I’m still thinking about the poem, “The Men Who Don’t Fit In” by Robert Service, which is the new credo at Expat Chronicles. Read it now if you haven’t.
I used to think about “fitting in” as a permanent, involuntary process. You either fit in or you don’t. Since discovering the poem, I see it in a new way. “Fitting in” is a recurring, deliberate act.
I count myself among the men who don’t fit in, but there are ways I actively fit in. Since moving to Philadelphia, I cheer for Philly sports teams. It gives me something to talk about with friends and neighbors. Occasionally I catch myself adopting the accent, pronouncing “wooder” for “water.” It’s not unconscious, but it’s not very deliberate either. I did the same in Peru and Colombia, changing from “Que tal, causa?” to “Q’hubo” or “Que mas?” It’s going with the flow.
But there is a limit to my fitting in. I probably won’t stay forever. I won’t try to become one of them. Philadelphia is still “strange and new,” but it won’t be forever. That’s when I’ll get bored and on to something else, strange and the new. Lately I’m enamored with Montreal, Quebec and learning French.

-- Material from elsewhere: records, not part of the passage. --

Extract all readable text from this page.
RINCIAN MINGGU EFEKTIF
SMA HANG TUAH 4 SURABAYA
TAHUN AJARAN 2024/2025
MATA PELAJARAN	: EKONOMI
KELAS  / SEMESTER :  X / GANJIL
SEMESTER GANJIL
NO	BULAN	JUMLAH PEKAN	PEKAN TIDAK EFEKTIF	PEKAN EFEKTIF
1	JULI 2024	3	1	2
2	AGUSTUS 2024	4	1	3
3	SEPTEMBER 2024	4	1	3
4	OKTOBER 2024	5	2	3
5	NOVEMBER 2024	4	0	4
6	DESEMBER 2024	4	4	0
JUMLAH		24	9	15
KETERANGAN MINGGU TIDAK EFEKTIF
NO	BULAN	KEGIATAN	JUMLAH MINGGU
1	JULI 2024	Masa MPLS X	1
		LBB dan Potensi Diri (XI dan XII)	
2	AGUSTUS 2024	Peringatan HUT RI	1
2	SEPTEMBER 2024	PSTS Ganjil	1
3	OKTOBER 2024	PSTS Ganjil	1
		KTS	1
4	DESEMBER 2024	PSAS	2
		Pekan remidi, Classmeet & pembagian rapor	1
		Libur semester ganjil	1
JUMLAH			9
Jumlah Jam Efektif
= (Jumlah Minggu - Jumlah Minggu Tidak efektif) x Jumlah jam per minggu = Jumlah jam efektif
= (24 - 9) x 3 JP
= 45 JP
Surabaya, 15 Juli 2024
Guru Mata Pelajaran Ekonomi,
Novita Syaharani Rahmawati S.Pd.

Looking back on my life, I’ve always done that.
I went to a typical suburban public school as depicted in Hollywood. There were jocks, nerds, burnouts, skaters – all the typical scenes from the teen movies. There were also black students, about 20% of the school. When I was young I found them very interesting. Different.
I hung around them more than most white students would. There were instances where I was the only white boy in a group playing basketball or riding around in a car smoking weed. I remember thinking on a few of those occasions, “What’s wrong with me?” I wish I could go back in time and tell my 18-year-old self that the men who don’t fit in aren’t bad.
In American high schools, most students study Spanish as their foreign-language requirement. I was always at the top of my class, not just because it came naturally. I would practice it with the Mexican immigrants. Where migrant laborers were invisible to most gringos, I would mix it up with them. Not just to practice, but to have a laugh. In college I worked at restaurants and made friends with the cooks. I spent a few nights with them at the Mexican dance club or at their house parties.
In grad school I made friends with a group of Polish and Lithuanians. I attended a couple all-Eastern European parties drinking vodka and Pilsner Urquell. Hanging around them is when I learned I didn’t want to speak a second language in a hyper-local street slang, like some did. Imagine a Polish laborer speaking in ebonics. It’s what he learned when he landed. I would want a clean, international accent, like one educated Lithuanian impressed me with.
I realized not fitting in and seeking out the strange and new have always been in me. I was always that weird white boy who was hanging around outside his kind. My big experiment with middle-class suburbanites was in joining a college fraternity, and that lasted three years. Many of those guys are still friends. But I could never see myself living like them, settling in my hometown and doing the same things forever. It’s not that I couldn’t. I just wouldn’t. Nothing strange, nothing new.
Not all gringos in Latin America are like me. Some have no problem fitting in. Christopher Kavanagh was a bird of a feather among the criminals and addicts of Dublin, before fitting right in with the equivalent in Bogota. He never left Colombia, almost never left Bogota. He got in where he fit in and made it his home.
But some of us are always on the hunt for the strange and new. The men who, by design and by choice, don’t fit in. Maybe it’s a little subconscious, a little genetic. But one can fit in if he needs to. We don’t want to.

I lived in China, not Beijing or Shanghai – the middle of China in Butfuk Henan Province (for the most part) and you couldn’t fit in even if you really wanted to. You were always the ‘laowai’ but after a few uncomfortable years, one acclimatized and began to fit in as the ‘outsider’ because once you understand your role, what you can and cannot do and react appropriately on how people will react to you and how you will be able to interpret their behaviours, then life gets really good.
As a foreigner in China. I got treated far better by the locals than they would treat each other but I would never ever be accepted as ‘one of them’ I would never be able to sneak in and blend in anywhere – I was the foreigner everywhere I went but I ended up managing to fit in to what they perceived me as which is someone who was not one of them but I got a lot of leeway and kindness and then I ended up thinking ‘this isn’t too bad at all’ not quite the ‘rockstar’ treatment of Asian expat lore but nothing to turn your nose up at.
I loved Service’s poem also and I recognised myself a lot within the words but I ended up wanting to be the outsider, the person people couldn’t instantly recognise as an outsider just on sight without opening my mouth. If you dress well and have a nice smile and are somewhat disarming, most people welcome you and want to help, want to talk, want to listen. I was in Sweden and the Netherlands just this past month and they were the same there as they were in China despite the fact that I am (somewhat) white and European just like they are.